Знал это находившийся в то время в Коринфе, в Греции, старик уже, летами близкий к пятидесяти.
И знал правильно: не от чего, а от Кого.
Их было двенадцать, знакомых с Ним лично. Видевших Его глаза, Его бородку, Его руки, Его босые ноги. Шедших за Ним и внимавших Ему. Они назывались апостолы, ученики. Ученый иудей-ортодокс из малоазиатского города Тарса был самоназванный тринадцатый апостол. Он никогда не озирал Его своими глазами. Он родился после Его смерти, да и родись раньше, все равно не собирался внимать Его речам и бегать за Ним. Взгляды этого странного нищего проповедника из нищей Галлилеи были ему неприятны, а жизнь — неинтересна. Интересна оказалась смерть. Разумеется, как всякая прогрессивная личность, Савл Тарсянин не одобрял того, как поступили с Ним и Варравой назначенный Римом прокуратор Иудеи Понтий Пилат и первосвященник Кайафа.

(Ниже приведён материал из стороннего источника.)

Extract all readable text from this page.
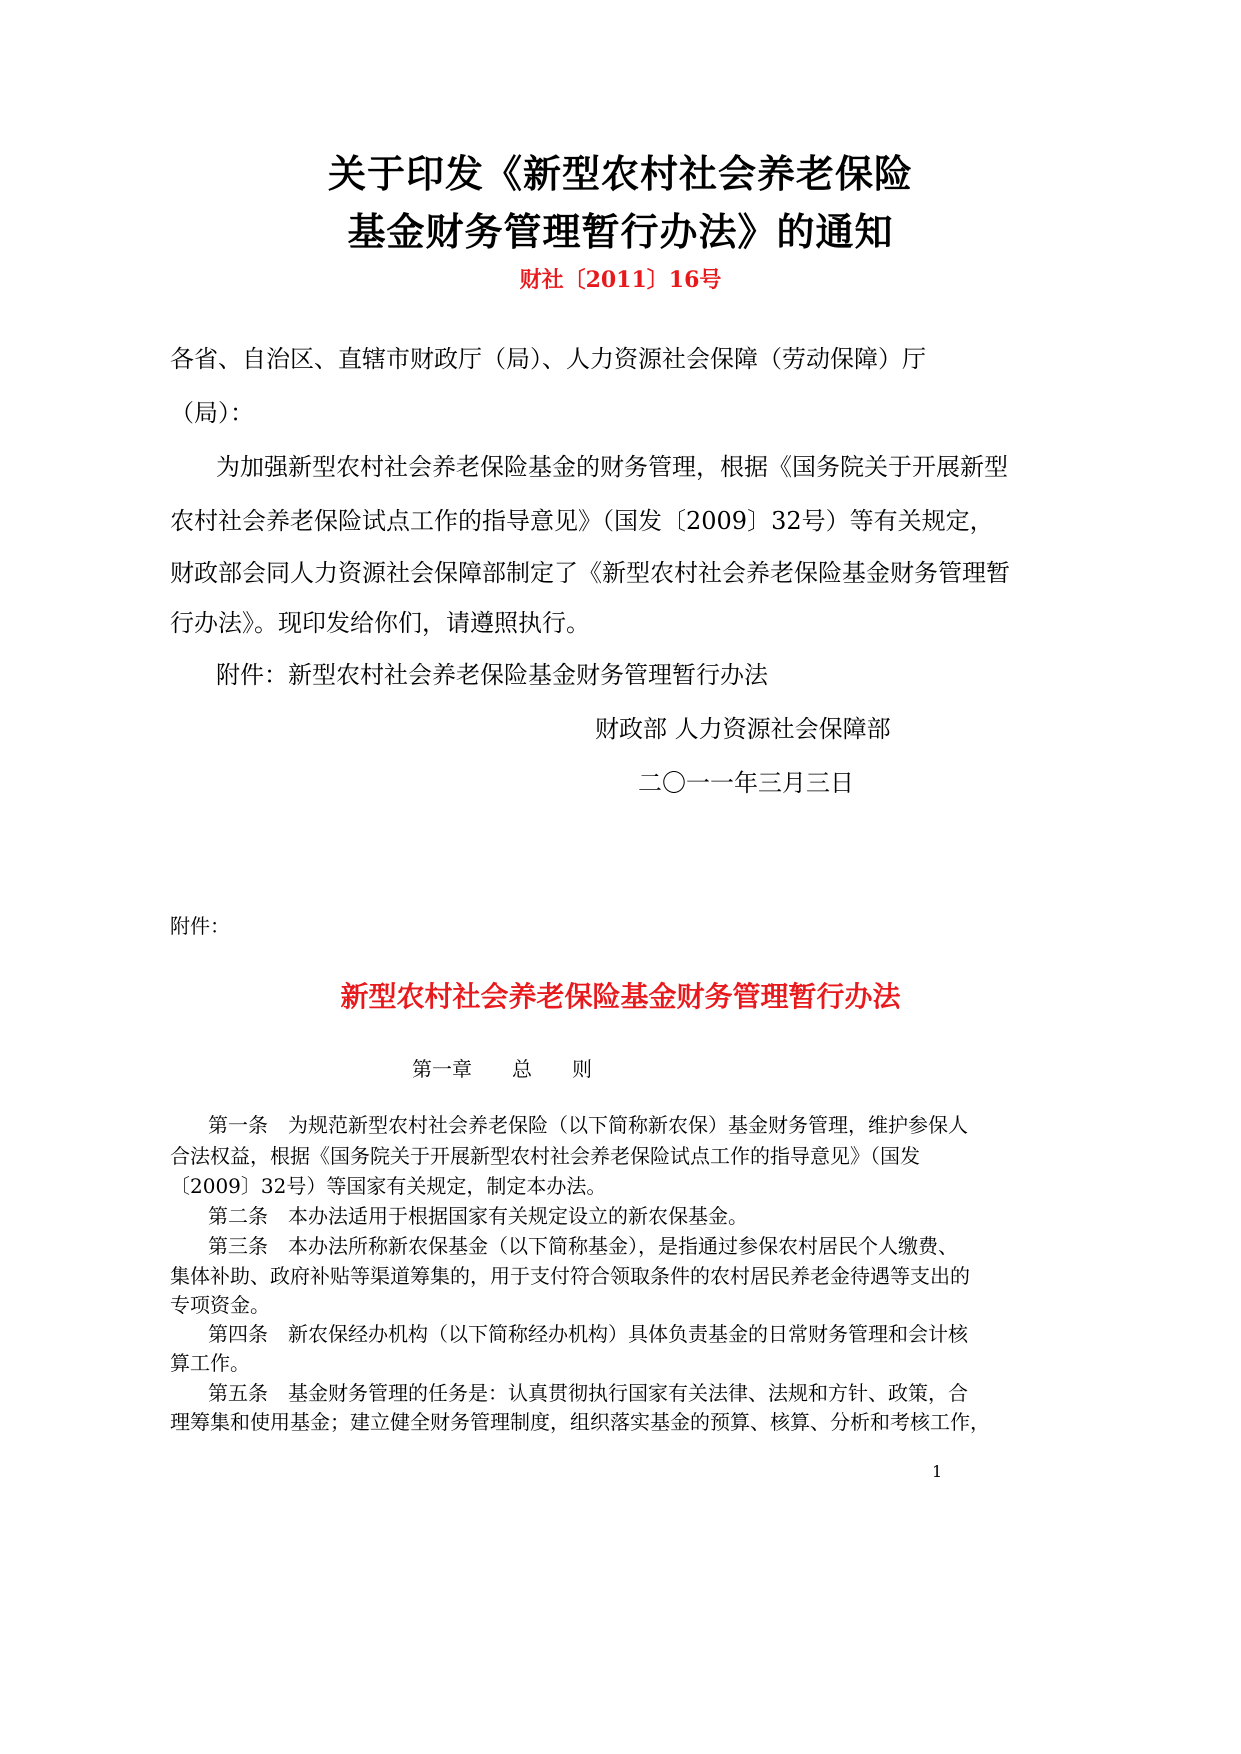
关于印发《新型农村社会养老保险
基金财务管理暂行办法》的通知
财社〔2011〕16号
各省、自治区、直辖市财政厅（局）、人力资源社会保障（劳动保障）厅
（局）：
为加强新型农村社会养老保险基金的财务管理，根据《国务院关于开展新型
农村社会养老保险试点工作的指导意见》（国发〔2009〕32号）等有关规定，
财政部会同人力资源社会保障部制定了《新型农村社会养老保险基金财务管理暂
行办法》。现印发给你们，请遵照执行。
附件：新型农村社会养老保险基金财务管理暂行办法
财政部 人力资源社会保障部
二〇一一年三月三日
附件：
新型农村社会养老保险基金财务管理暂行办法
第一章　　总　　则
第一条　为规范新型农村社会养老保险（以下简称新农保）基金财务管理，维护参保人
合法权益，根据《国务院关于开展新型农村社会养老保险试点工作的指导意见》（国发
〔2009〕32号）等国家有关规定，制定本办法。
第二条　本办法适用于根据国家有关规定设立的新农保基金。
第三条　本办法所称新农保基金（以下简称基金），是指通过参保农村居民个人缴费、
集体补助、政府补贴等渠道筹集的，用于支付符合领取条件的农村居民养老金待遇等支出的
专项资金。
第四条　新农保经办机构（以下简称经办机构）具体负责基金的日常财务管理和会计核
算工作。
第五条　基金财务管理的任务是：认真贯彻执行国家有关法律、法规和方针、政策，合
理筹集和使用基金；建立健全财务管理制度，组织落实基金的预算、核算、分析和考核工作，
1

Разбойника отпустили, а Его распяли. Но ведь и толпа требовала: распни Его! Разбойник — свой, идейный человек — чужой. Так было всегда.

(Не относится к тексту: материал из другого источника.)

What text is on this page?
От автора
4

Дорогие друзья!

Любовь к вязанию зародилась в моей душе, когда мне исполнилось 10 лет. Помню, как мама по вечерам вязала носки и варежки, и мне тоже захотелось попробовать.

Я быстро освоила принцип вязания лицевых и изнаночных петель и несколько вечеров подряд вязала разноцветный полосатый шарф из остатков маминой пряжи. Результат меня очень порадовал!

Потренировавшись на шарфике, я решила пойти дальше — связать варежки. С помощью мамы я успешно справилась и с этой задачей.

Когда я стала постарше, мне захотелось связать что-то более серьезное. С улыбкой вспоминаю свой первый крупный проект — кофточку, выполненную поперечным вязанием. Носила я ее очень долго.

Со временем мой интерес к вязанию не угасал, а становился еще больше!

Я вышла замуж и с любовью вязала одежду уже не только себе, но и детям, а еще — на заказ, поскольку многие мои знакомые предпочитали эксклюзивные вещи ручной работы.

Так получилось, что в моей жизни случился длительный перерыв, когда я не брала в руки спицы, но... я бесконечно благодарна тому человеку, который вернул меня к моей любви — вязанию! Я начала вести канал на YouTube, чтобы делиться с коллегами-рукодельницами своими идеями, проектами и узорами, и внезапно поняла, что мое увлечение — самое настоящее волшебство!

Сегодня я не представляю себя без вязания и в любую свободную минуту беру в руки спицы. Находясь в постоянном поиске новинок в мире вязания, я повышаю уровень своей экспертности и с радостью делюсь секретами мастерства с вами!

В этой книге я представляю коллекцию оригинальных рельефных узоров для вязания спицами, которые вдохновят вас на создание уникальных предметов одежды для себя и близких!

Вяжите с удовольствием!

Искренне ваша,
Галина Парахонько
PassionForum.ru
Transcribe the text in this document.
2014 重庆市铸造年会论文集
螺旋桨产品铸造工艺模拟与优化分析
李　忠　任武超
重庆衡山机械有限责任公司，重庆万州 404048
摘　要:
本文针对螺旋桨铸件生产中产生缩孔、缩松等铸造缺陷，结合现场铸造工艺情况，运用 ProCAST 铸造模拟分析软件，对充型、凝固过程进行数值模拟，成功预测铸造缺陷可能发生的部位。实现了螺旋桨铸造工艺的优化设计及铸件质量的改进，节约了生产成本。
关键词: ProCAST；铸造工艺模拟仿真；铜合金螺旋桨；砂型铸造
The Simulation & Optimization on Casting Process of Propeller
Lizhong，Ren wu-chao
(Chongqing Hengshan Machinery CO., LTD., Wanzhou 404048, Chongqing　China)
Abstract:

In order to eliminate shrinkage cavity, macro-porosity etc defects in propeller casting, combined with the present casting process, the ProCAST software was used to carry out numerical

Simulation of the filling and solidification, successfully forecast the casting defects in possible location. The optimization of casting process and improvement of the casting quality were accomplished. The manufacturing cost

Пилат и Кайафа будут низложены через тридцать с довеском лет. Слишком долгий срок, чтоб считать это хоть в какой-то мере возмездием за то, что было, в сущности, эпизодом. Савл, ставший Павлом, будет точно знать, что по прошествии времени, большого времени Истории, никто и не вспомнил бы имен ни того, ни другого, если б не эпизод.

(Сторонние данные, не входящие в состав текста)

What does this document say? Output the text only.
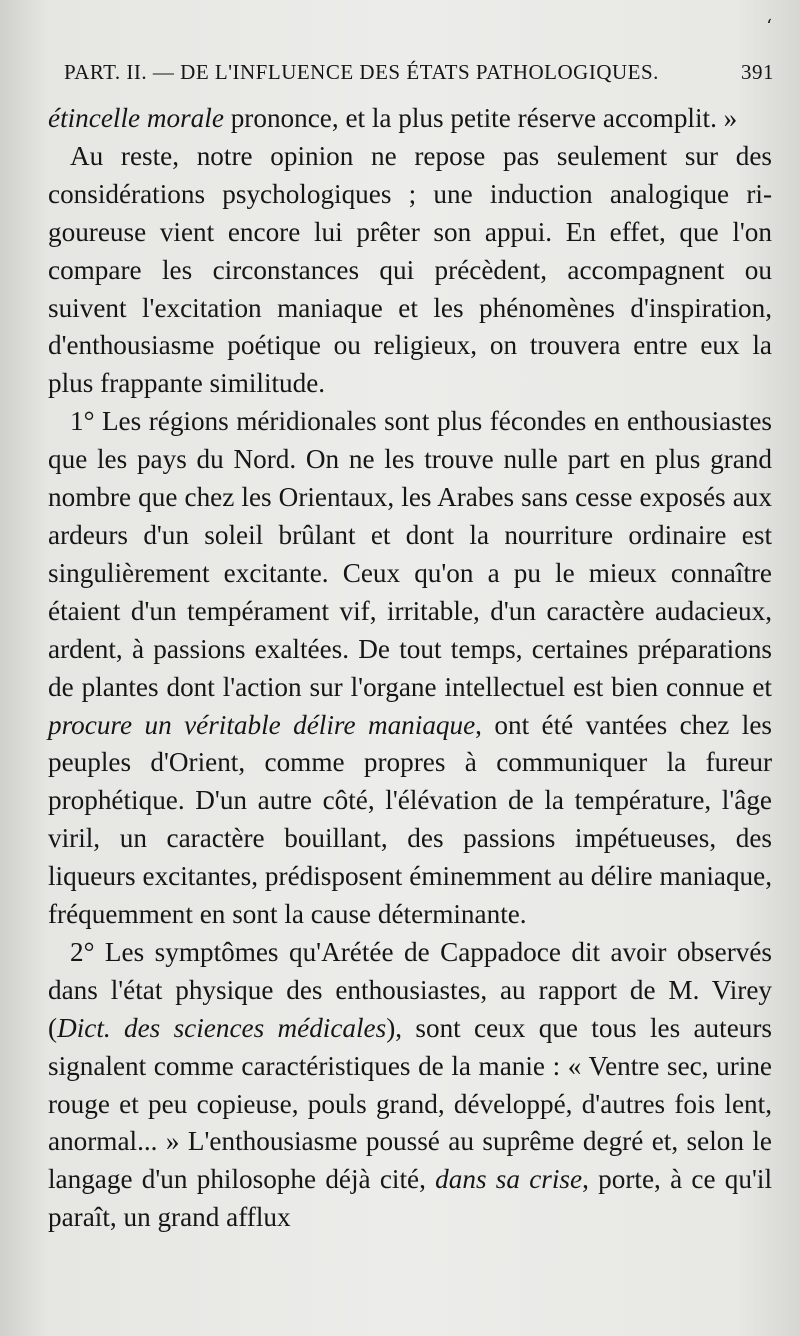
ʻ
PART. II. — DE L'INFLUENCE DES ÉTATS PATHOLOGIQUES.	391

étincelle morale prononce, et la plus petite réserve accomplit. »

Au reste, notre opinion ne repose pas seulement sur des considérations psychologiques ; une induction analogique rigoureuse vient encore lui prêter son appui. En effet, que l'on compare les circonstances qui précèdent, accompagnent ou suivent l'excitation maniaque et les phénomènes d'inspiration, d'enthousiasme poétique ou religieux, on trouvera entre eux la plus frappante similitude.

1° Les régions méridionales sont plus fécondes en enthousiastes que les pays du Nord. On ne les trouve nulle part en plus grand nombre que chez les Orientaux, les Arabes sans cesse exposés aux ardeurs d'un soleil brûlant et dont la nourriture ordinaire est singulièrement excitante. Ceux qu'on a pu le mieux connaître étaient d'un tempérament vif, irritable, d'un caractère audacieux, ardent, à passions exaltées. De tout temps, certaines préparations de plantes dont l'action sur l'organe intellectuel est bien connue et procure un véritable délire maniaque, ont été vantées chez les peuples d'Orient, comme propres à communiquer la fureur prophétique. D'un autre côté, l'élévation de la température, l'âge viril, un caractère bouillant, des passions impétueuses, des liqueurs excitantes, prédisposent éminemment au délire maniaque, fréquemment en sont la cause déterminante.

2° Les symptômes qu'Arétée de Cappadoce dit avoir observés dans l'état physique des enthousiastes, au rapport de M. Virey (Dict. des sciences médicales), sont ceux que tous les auteurs signalent comme caractéristiques de la manie : « Ventre sec, urine rouge et peu copieuse, pouls grand, développé, d'autres fois lent, anormal... » L'enthousiasme poussé au suprême degré et, selon le langage d'un philosophe déjà cité, dans sa crise, porte, à ce qu'il paraît, un grand afflux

Савл Тарсянин был идейный человек. И мог — хотя бы хладнокровно — оценить мужество другого, чужого, но по духу такого же, пошедшего на смерть ради веры. Что разгорячило савлову кровь? Что превратило из гонителя-иноверца в последовательного проповедника? Ко времени перемены всего существа ему стукнуло чуть больше двадцати, но это были другие двадцать лет, нежели нероновы, какими они будут. Иначе не было б и духовного откровения, какое пережил Тарсянин. Он никогда и никому не рассказал, что и как было с ним на самом деле. Он только сделался настолько противен себе прежний, что отказался от себя, переменив даже имя: Савла на Павла. Он убедил в своей искренности Иакова, Его родного брата, и апостола Петра, и те приняли чужака в лоно нового вероучения. Если хотя б на миг подумать, что в том могла быть корысть, придется устыдиться этой мимолетной мысли. Ибо принявший новое имя, чтобы исповедать новую веру, радуясь духовно, физически пострадает. Он добровольно взял на себя бремя нести слово правды, не боясь ничего, ни окрика, ни хулы, ни оков, ни пытки, ни самой казни. Правда, другая, нежели та, к какой привыкли, малоприятна для привыкших. Новая правда отменяет правду привыкших, делая ее ложью. Таков закон. Но привычка привязчива. Бывает, что труднее расстаться с привычкой, нежели с жизнью. Поэтому люди не хотят слышать иной правды. Они хотят слышать привычную, старую правду, которая была правдой до появления новой, а с появлением новой превратилась в ложь. Таков закон. Но люди готовы объявить лжецами новых, а не старых. Поскольку новые объявляют ложной привычную жизнь. Такая война. До крови.